After thinking seriously about it last year I have now ditched Plusnet for broadband and phone line and gone with Three Mobile Broadband and mobile phone

Less money and no more stupid sales calls
Have to remember to turn the mobile on !
It will be odd

I believe you can take a mobile phone with you when you go out
:)
 
Here’s all you need to get it to work (eBay)! Not every UK area still supports pulse dialling, so it may not ring out (it works here ok), but it will certainly ring in and you can answer calls.
Oh blimey.

Things I have bought this week after reading posts by Tony.
A Nubya Garcia record
A Big Star record
and now High quality dial lubricating oil (enough for several telephones) and other phone bits.
 
This site contains affiliate links for which pink fish media may be compensated.
My telco gives me a VOIP SIP line in the fibre termination box, so my telephones still work, it even allows a Fax.
Mobile reception in my condo is rubbish so this is more reliable
 
didn't dial-a-disc pre-date the premium lines (betting, sexy talk etc)? I thought all those premium lines came about as a result of privatising BT and splitting it from the PO.
 
didn't dial-a-disc pre-date the premium lines (betting, sexy talk etc)? I thought all those premium lines came about as a result of privatising BT and splitting it from the PO.

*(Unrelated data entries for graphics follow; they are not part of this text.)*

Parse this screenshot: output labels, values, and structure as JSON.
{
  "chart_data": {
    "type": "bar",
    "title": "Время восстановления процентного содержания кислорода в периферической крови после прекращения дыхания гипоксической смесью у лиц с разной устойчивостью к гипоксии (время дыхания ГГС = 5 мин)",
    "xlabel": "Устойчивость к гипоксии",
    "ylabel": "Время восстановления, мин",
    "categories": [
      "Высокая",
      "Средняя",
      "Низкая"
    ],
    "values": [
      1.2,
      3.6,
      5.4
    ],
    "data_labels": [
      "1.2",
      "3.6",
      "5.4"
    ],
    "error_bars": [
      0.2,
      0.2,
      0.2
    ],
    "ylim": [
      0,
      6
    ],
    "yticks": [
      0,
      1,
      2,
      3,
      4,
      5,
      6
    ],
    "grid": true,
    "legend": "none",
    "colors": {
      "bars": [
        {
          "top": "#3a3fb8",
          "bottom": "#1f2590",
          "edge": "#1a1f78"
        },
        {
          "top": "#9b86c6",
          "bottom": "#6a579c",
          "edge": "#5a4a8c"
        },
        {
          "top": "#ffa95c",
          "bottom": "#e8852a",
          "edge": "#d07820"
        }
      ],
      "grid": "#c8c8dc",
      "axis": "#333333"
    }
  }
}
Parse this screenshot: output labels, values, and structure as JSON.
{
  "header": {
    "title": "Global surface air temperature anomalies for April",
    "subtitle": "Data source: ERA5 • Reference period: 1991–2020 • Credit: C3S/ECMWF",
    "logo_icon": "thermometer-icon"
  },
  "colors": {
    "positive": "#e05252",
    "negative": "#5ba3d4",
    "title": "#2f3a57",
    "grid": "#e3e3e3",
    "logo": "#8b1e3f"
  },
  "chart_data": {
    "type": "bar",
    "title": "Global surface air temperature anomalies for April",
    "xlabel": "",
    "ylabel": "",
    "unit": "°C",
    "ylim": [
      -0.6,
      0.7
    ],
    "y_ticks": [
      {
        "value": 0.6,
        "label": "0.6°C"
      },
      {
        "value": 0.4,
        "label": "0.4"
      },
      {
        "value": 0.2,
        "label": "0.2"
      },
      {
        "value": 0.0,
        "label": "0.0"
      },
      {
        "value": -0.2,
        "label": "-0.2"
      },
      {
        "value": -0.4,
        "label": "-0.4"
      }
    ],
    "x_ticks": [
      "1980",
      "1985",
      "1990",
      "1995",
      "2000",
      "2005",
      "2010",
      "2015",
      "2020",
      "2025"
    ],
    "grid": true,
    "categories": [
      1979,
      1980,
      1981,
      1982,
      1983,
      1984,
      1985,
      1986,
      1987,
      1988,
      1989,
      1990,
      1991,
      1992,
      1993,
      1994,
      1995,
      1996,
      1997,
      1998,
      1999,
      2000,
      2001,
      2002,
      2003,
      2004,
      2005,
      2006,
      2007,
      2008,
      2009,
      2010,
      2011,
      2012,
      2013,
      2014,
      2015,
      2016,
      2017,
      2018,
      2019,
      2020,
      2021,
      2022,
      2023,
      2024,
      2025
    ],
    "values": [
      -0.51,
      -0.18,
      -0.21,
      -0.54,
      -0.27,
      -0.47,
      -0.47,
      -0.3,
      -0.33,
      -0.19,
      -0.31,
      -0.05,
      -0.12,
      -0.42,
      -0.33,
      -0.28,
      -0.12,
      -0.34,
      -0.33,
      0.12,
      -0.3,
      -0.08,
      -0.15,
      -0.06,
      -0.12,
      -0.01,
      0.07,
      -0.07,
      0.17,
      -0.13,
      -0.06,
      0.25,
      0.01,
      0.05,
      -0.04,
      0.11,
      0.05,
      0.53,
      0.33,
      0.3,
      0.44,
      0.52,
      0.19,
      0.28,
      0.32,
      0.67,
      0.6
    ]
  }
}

Maybe that's right, the William Hill thing would have been in the late 80s.

The older premium services I recall were "dial a disc" and the "speaking clock" both very expensive. According to my mum.
 
We used to have to use a neighbours in the early 70s till we got our own. It was a 'Trimphone', that the budgie got quite good at impersonating!
 
I received an email from BT today telling me my landline is going digital, and will shortly be connected via broadband. We need a landline where I am, in a steep sided, treed valley. The mobile reception is atrocious.